Network Knowledge - Early Public Television in Region

Early Public Television in Region

After World War II, the University of Illinois at Urbana-Champaign hosted the National Association of Educational Broadcasters for the establishment of broadcast allocations (AM/FM radio and TV channels) for non-commercial education programming. The outcomes from these meetings established the foundation for National Public Radio and the Public Broadcasting System.

The University of Illinois at Urbana-Champaign established WILL-TV, Channel 12 which began operations on August 1, 1955 as an affiliate of the NET Network. On October 5, 1970, WILL-TV became a charter member station of the PBS-TV Network.
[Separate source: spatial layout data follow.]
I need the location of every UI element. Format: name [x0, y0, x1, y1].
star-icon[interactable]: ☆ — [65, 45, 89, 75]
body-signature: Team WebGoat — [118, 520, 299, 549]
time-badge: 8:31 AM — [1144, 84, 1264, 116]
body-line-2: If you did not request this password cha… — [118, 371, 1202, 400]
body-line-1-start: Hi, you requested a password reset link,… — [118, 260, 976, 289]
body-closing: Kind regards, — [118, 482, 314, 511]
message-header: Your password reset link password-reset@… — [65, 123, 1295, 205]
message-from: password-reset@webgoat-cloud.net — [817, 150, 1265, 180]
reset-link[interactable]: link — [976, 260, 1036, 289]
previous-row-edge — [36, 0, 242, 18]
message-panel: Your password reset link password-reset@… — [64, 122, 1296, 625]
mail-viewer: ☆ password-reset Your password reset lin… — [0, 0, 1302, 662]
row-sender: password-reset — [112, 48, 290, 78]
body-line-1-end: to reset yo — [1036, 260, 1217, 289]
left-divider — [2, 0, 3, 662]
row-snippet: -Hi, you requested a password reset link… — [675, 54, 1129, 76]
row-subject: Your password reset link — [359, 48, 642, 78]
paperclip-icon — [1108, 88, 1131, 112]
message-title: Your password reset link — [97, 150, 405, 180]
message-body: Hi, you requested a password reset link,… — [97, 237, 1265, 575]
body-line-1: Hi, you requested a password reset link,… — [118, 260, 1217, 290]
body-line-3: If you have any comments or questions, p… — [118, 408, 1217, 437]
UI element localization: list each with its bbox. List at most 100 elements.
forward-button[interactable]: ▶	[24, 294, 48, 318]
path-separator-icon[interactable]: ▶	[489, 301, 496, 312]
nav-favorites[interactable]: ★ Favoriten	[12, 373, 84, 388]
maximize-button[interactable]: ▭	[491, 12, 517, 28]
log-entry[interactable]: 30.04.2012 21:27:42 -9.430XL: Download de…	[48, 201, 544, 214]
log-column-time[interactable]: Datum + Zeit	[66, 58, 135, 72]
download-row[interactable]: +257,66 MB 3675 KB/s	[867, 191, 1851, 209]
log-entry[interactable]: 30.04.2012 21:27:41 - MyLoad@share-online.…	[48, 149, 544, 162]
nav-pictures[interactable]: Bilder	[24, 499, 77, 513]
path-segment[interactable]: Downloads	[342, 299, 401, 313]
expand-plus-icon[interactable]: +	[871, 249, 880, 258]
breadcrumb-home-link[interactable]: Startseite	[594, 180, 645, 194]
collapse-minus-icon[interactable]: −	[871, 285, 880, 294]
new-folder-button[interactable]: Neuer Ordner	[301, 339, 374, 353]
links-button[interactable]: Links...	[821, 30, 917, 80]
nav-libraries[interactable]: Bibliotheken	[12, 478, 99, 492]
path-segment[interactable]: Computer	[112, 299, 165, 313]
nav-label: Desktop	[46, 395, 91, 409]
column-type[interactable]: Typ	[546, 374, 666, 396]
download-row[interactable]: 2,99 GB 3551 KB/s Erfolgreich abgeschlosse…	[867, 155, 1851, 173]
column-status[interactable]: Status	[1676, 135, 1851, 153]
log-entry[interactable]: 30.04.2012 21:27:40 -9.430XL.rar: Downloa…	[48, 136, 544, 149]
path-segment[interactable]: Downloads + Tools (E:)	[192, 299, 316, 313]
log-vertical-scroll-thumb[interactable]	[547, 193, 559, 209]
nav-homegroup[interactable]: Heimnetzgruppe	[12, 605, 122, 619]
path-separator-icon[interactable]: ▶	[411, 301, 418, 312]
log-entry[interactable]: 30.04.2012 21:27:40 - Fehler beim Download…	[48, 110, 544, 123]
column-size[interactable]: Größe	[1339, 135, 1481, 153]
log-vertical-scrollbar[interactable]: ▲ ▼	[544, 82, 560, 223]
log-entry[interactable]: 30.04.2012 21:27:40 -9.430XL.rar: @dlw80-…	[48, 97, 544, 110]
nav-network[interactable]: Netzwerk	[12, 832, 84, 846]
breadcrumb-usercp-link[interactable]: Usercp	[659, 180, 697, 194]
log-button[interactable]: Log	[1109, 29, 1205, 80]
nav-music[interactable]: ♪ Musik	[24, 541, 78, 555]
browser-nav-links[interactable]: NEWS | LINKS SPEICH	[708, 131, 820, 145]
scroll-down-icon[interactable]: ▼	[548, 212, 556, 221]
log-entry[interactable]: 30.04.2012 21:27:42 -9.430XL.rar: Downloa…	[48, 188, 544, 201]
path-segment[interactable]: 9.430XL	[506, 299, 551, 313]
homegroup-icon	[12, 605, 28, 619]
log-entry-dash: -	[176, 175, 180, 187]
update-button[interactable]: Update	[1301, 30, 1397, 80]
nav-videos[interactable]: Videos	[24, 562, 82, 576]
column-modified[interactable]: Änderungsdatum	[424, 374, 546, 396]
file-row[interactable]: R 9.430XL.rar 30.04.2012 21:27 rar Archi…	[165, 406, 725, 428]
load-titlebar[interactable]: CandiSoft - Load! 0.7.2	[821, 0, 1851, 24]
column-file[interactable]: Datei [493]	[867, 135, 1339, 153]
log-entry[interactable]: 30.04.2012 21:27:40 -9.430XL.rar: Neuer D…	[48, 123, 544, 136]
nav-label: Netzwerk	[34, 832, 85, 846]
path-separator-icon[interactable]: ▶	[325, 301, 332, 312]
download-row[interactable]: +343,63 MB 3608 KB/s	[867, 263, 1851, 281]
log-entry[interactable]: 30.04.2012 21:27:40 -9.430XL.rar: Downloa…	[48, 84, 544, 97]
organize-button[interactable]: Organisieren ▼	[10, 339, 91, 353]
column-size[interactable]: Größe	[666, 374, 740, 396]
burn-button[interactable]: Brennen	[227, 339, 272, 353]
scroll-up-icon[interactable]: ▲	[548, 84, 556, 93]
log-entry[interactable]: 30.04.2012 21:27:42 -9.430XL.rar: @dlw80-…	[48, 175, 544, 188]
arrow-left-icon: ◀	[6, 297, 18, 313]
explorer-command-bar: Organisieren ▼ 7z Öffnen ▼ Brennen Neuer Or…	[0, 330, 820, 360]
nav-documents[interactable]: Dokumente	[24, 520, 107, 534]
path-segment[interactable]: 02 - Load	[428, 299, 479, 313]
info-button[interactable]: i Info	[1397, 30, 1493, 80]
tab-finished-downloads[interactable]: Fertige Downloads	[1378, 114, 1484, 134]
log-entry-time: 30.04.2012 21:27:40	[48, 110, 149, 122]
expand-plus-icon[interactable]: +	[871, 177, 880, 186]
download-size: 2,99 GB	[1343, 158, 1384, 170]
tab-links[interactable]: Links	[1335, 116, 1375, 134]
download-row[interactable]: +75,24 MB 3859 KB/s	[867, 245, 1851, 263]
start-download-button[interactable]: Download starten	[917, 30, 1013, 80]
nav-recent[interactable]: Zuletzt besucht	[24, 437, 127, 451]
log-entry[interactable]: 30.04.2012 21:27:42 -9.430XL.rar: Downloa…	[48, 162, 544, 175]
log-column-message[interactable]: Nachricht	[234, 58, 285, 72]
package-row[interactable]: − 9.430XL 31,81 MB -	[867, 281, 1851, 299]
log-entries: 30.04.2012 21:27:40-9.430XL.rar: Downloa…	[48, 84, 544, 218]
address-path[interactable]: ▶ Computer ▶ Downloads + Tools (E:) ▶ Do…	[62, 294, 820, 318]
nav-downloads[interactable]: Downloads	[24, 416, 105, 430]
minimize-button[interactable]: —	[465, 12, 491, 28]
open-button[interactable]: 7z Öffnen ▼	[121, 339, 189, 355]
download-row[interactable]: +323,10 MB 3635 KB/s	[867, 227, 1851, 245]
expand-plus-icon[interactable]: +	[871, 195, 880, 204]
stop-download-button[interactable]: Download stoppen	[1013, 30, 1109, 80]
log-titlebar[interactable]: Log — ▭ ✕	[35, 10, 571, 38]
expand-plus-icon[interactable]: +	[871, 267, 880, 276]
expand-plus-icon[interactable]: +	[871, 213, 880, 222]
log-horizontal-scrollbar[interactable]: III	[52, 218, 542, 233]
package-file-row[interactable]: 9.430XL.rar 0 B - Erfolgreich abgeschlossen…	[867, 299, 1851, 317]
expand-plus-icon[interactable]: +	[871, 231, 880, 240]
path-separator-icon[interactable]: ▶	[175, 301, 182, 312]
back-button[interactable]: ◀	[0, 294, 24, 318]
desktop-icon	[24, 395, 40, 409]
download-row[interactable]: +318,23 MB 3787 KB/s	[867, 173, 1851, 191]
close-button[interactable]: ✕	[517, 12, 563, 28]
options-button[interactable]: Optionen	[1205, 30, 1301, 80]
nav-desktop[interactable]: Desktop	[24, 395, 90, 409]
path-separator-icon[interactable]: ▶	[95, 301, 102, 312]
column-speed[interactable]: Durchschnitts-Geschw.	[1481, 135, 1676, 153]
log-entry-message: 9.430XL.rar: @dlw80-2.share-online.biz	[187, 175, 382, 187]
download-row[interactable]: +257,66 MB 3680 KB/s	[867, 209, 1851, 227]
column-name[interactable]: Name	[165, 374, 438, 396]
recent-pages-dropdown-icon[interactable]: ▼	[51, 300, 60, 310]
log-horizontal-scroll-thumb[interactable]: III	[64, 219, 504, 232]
Iowa was a pioneer in early educational television broadcasting.
In 1933, Dr. E.B. Kurtz, electrical engineering professor at the University of Iowa established an experimental TV station W9XK, later W9XUI, providing twice a week video programming in cooperation with the university's AM radio station WSUI which provided the audio channel. This historical early television station and its educational broadcasts ceased in 1939. The concept of pure educational television which Dr. E.B. Kurtz and his Iowa colleagues pioneered was buried by the commercial television system which dominated development of the electronic media in the United States after World War II.

Thirty years later, Iowa Public Television was established and began broadcast operations on February 8, 1970 by renaming the earlier WSUI-TV as KIIN, Channel 12 at West Branch, Iowa to serve the eastern Iowa and Quad Cities markets (Davenport and Bettendorf in Iowa; Rock Island and Moline in Illinois). Iowa Public Television became a charter member of PBS that same year. Translators were placed in Fort Madison and Keokuk, Iowa to provide coverage in the southeastern corner of Iowa.

That same year, 1969, Bradley University and Peoria supporters led by Phil Weinberg, academic dean at Bradley University, began discussions for establishing an educational TV station, WTVP to serve the needs of the Peoria, Bloomington and Galesburg markets.
Dr. Weinberg's viewing of Sesame Street, produced by the Children's Television Workshop, since November 10, 1969 convinced him that the people (and children) in the Peoria community and region should have this quality of educational programming. Weinberg arranged for the program to play on WMBD-TV Channel 31, for six months, before it moved to the new WTVP station in June 1971. Broadcast operation studios and offices were at Jobst Hall on Bradley University's campus.

Commercial broadcast television networks (CBS, NBC, ABC) and their local affiliates in the west-central Illinois region provided some educational programming for children in the 1950s and 1960s, but this program content disappeared by 1970.